All code was developed and tested on Ubuntu 16.04.

Step 1: Generating Images

First we render synthetic images using Blender, outputting both rendered images as well as a JSON file containing ground-truth scene information for each image.

Blender ships with its own installation of Python which is used to execute scripts that interact with Blender; you'll need to add the image_generation directory to Python path of Blender's bundled Python. The easiest way to do this is by adding a .pth file to the site-packages directory of Blender's Python, like this:

echo $PWD/image_generation >> $BLENDER/$VERSION/python/lib/python3.5/site-packages/clevr_ref+.pth

where $BLENDER is the directory where Blender is installed and $VERSION is your Blender version;

Second you need to download the CLEVR 1.0 dataset which will be used to restore scenes and get annotations.

After you set the required paths in the following command, you can render some images like this:

cd image_generation

blender --background --python restore_render_images.py -- \
    --split train \
    --width 480 \
    --height 320 \
    --use_gpu 0 \
    --start_idx 0 \
    --num_images 10 \
    --clevr_scene_path /path/to/CLEVR_v1.0/scenes/CLEVR_train_scenes.json

If you have an NVIDIA GPU with CUDA installed then you can use the GPU to accelerate rendering. This requires you to modify the --use_gpu option.

After this command terminates you should have ten freshly rendered images stored in output/images.

The file output/clevr_ref+_scenes.json will contain ground-truth scene information for all newly rendered images.

Step 2: Generating Referring Expressions

Next we generate referring expressions, functional programs, and ground-truth for the rendered images generated in the previous step. This step takes as input the single JSON file containing all ground-truth scene information, and outputs a JSON file containing referring expressions, ground-truth, and functional programs for the referring expressions in a single JSON file.

After you set the required paths and parameters, you can generate referring expressions like this:

cd refexp_generation

python generate_refexp.py \
    --template_dir clevr_ref+_templates/ \
    --input_scene_file ../output/clevr_ref+_scenes.json \
    --output_refexps_file ../output/clevr_ref+_train_refexps.json \
    --num_scenes 10 \
    --scene_start_idx 0

The files output/clevr_ref+_train_refexps_*.json will then contain referring expressions for the generated images.

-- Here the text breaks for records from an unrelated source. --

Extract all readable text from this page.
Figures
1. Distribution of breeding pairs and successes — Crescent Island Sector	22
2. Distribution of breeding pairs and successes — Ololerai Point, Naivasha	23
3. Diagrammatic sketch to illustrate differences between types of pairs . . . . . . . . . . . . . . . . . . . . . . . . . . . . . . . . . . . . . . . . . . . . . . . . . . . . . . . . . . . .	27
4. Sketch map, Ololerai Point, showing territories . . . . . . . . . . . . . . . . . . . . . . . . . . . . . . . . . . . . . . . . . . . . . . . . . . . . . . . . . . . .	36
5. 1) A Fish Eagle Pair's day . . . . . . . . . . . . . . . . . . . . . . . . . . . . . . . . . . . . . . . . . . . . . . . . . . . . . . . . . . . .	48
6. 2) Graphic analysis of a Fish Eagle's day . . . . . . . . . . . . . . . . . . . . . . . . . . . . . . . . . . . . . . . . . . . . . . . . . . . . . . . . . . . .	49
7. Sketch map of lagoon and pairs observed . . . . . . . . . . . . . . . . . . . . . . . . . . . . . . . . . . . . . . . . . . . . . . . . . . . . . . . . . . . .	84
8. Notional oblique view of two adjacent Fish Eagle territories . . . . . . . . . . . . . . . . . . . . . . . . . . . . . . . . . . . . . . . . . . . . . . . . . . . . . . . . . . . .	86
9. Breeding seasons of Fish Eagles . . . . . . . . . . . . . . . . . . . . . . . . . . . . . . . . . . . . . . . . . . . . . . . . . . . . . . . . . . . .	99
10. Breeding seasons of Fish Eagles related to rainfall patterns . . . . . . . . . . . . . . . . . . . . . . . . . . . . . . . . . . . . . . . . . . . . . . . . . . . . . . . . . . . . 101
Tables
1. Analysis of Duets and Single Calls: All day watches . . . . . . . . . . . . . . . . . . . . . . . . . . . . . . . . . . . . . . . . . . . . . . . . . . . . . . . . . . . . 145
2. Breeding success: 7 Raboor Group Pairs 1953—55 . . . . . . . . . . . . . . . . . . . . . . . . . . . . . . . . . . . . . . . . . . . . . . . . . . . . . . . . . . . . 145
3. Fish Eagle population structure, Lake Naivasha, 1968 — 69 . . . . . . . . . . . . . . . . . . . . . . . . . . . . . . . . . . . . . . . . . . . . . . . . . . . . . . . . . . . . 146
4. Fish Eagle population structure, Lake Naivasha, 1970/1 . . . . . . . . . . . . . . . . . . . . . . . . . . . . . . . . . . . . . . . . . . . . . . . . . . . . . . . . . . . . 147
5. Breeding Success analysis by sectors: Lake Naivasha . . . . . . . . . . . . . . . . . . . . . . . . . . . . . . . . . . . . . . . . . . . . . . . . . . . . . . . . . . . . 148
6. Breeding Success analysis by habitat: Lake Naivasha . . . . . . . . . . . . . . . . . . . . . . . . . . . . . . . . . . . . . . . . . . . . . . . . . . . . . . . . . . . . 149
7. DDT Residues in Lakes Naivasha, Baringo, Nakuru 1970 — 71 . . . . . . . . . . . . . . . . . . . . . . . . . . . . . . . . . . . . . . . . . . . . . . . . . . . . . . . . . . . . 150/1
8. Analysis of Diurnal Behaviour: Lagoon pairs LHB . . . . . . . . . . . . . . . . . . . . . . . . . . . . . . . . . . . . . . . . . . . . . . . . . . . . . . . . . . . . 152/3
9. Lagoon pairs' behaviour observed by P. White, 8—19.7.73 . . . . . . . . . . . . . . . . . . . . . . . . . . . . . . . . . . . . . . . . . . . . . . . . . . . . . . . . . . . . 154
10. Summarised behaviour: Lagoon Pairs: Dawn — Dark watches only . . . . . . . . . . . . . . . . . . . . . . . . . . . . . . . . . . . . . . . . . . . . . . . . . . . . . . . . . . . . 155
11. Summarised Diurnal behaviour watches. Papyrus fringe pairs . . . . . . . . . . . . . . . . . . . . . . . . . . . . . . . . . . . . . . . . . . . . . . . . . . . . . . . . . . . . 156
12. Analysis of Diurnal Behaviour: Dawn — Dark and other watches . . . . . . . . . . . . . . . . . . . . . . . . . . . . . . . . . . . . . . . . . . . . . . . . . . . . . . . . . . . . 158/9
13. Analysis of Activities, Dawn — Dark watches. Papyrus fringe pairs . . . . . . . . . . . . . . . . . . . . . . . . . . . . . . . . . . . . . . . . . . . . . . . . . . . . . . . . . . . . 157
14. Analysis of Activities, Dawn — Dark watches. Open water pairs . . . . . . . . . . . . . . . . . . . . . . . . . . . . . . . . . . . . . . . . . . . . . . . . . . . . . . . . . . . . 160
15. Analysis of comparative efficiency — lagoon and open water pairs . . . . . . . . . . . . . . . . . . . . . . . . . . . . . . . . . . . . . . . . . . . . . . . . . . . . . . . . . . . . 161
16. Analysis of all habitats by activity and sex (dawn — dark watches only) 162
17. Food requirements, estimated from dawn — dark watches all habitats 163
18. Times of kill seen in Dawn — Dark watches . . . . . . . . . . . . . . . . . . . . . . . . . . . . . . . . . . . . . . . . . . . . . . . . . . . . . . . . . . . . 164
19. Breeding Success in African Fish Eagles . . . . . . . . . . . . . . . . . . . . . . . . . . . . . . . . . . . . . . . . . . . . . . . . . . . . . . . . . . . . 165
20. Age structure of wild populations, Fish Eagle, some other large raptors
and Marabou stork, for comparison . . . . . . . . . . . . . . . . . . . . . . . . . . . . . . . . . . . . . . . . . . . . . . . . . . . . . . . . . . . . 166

Step 3(Optional): Generating Bounding Box/Segmentation Mask

After the first two steps, the bounding box and segmentation mask annotations are ready. One could additionally visualize them using the following commands.

cd refexp_generation

python get_box_mask_figure.py \
	--refexp_path ../output/clevr_ref+_train_refexps.json \
	--scene_path ../output/clevr_ref+_scenes.json \
	--img_dir_path ../output/images/ \
	--num_refexps 10 \
	--get_mask \
	--get_box